Yirmi yıldanberi İstanbul Üniversitesi İletişim Fakültesi’nde meslek dersleri veriyorum. Her ders yılının başındaki ilk dersimde, öğrencilerime, gazetecilik mesleki lkelerini anlatırken, üzerinde çalıştıkları konuyu her yönüyle araştırmaları, soruşturmaları ve varsa tarafları dinleme öğüdünde bulunuyorum.
Sayın Koçak,
Değerli meslek büyüğümüz Sayın Altemur Kılıç’ın arzuları üzerine 1998 yılı Temmuz ayında babaları merhum Kılıç Ali’nin anılarını derleme ve yayınlama görevini üstlendim. Söz konusu anılara esas ve kaynak teşkil eden üç koli dolusu belgeyi Sayın Altemur Kılıç’tan teslim aldıktan sonra, bu belgeleri tanzime yöneldim. Söz konusu kolilerin içinde sizlerin sözünü ettiği Sel Yayınları’nın cep kitapçıkları yoktu. Merhum Kılıç Ali’den günümüze intikâl eden belgelerin bir kısmı Lâtin harfleriyle, bir kısmı da Arap harfleriyle yazılmıştı. Öncelikle Arap harfleriyle yazılmış belgeleri, Türkçeleştirilmesi için değerli dostlarım Sayın Dr. İbrahim Özdemir ile Sayın Dr. Hüseyin Özdemir’e emanet ettim. Dr. İbrahim Özdemir, o tarihte Ankara Üniversitesi’nde akademisyen olarak görev yapmaktaydı. Dr. Hüseyin Özdemir ise, Başbakanlık Osmanlı Arşivleri’nde
uzmandı.
Merhum Kılıç Ali’nin Arap harfleriyle el yazılı notlarının Lâtin harflerine dönüştürülmesi, yaklaşık bir yıl sürdü. O tarihlerde Sabah gazetesinde Araştırma Servisi ve Arşivi yönetmekteydim. Gazetenin imtiyaz sahibi Sayın Dinç Bilgin, merhum Kılıç Ali’nin anılarının önce özet halinde Sabah gazetesinde, ardından da kitap olarak Sabah Kitapları arasında yayınlanmasını benimsedi. Ancak bir süre sonra Sayın Bilgin, malî krize girdiği için Sabah Kitapları Şirketi faaliyetine son verdi.

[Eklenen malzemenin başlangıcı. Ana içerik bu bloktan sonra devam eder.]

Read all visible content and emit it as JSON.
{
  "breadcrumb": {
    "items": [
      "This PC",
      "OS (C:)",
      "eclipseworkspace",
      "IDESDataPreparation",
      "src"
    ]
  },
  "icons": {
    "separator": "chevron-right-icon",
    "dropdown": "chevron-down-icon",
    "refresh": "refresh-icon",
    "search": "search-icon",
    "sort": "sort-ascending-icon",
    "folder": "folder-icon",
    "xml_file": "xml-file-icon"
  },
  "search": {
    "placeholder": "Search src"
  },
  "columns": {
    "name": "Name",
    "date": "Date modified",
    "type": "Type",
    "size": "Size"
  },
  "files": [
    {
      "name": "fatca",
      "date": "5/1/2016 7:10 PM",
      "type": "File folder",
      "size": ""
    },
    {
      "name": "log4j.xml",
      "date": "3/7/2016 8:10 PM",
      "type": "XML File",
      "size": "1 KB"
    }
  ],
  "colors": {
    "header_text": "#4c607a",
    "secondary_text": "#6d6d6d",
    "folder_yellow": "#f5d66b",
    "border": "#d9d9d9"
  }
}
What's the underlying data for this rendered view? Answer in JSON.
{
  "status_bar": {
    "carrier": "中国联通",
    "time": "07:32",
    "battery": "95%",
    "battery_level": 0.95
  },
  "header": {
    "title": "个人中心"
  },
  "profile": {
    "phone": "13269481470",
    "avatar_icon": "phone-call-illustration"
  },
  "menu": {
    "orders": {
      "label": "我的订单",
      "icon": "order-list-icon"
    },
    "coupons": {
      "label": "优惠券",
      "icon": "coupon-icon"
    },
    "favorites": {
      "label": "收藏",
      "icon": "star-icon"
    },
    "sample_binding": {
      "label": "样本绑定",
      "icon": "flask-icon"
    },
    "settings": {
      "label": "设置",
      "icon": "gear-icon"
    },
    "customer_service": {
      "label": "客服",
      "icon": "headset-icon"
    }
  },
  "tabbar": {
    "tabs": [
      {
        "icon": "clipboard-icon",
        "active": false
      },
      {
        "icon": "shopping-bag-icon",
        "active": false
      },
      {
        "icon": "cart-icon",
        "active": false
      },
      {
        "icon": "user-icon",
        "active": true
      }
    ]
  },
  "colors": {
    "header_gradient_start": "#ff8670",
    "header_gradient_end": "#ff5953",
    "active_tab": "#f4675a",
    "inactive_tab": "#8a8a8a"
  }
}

Sayın Dinç Bilgin’le Sayın Altemur Kılıç arasında varılan anlaşma çerçevesinde, anıların özeti Sabah gazetesinde 31 Ekim -10 Kasım 1999 tarihleri arasında
“Atatürk’ün Sırdaşı Kılıç Ali’nin Anıları” başlığı altında yayınlandı. Aynı zamanda, kitabın derlenmesine de devam edildi. Derleme, yaklaşık bir buçuk yıl sürdü. Sayın Altemur Kılıç, bu arada  Türkiye İş Bankası Kültür Yayınları ile anlaşmaya vararak, hazırladığımız kitap metnini Yayınevine teslim etti. Yayınevinin  uzmanları, önce metni incelediler, ardından da metne kaynak teşkil eden üç koli dolusu orijinal belgelerle karşılaştırma yaptılar.
Sayın Koçak,
“Atatürk’ün Sırdaşı Kılıç Ali’nin Anıları” kitabının ilk baskısı 2005 yılında yapıldı. Bugün 14. baskıya ulaşan kitap hazırlanırken, Kılıç Ali’nin miras bıraktığı    belgeleri hiçbir eksiltmeye veya çoğaltmaya tabi tutmadan sadece kronolojik ve tematik olarak sıraya koyduk. Yazınızda, haksız şekilde ifade edildiği gibi, “gönlümden geçen” bir ekleme yapılmadı.  Çünkü tarihi tahrif etmek gibi bir uğraşın içine hiç girmem ve girmedim. Ayrıca, bu gibi ciddî çalışmaların polemik yazılarına malzeme olmasını da esefle karşılarım.
Sayın Koçak,
Yıllardan beri yakın tarihimizle ilgili eserler hazırlıyorsunuz. Bu eserleri hazırlarken, titiz ve kapsamlı bir çalışma içinde olduğunuzu tahmin ediyorum. Ancak Star gazetesinde yazdığınız makalenizi hazırlarken, aynı titizliği göstermediğiniz kanaatine vardığımı üzülerek belirtmek istiyorum.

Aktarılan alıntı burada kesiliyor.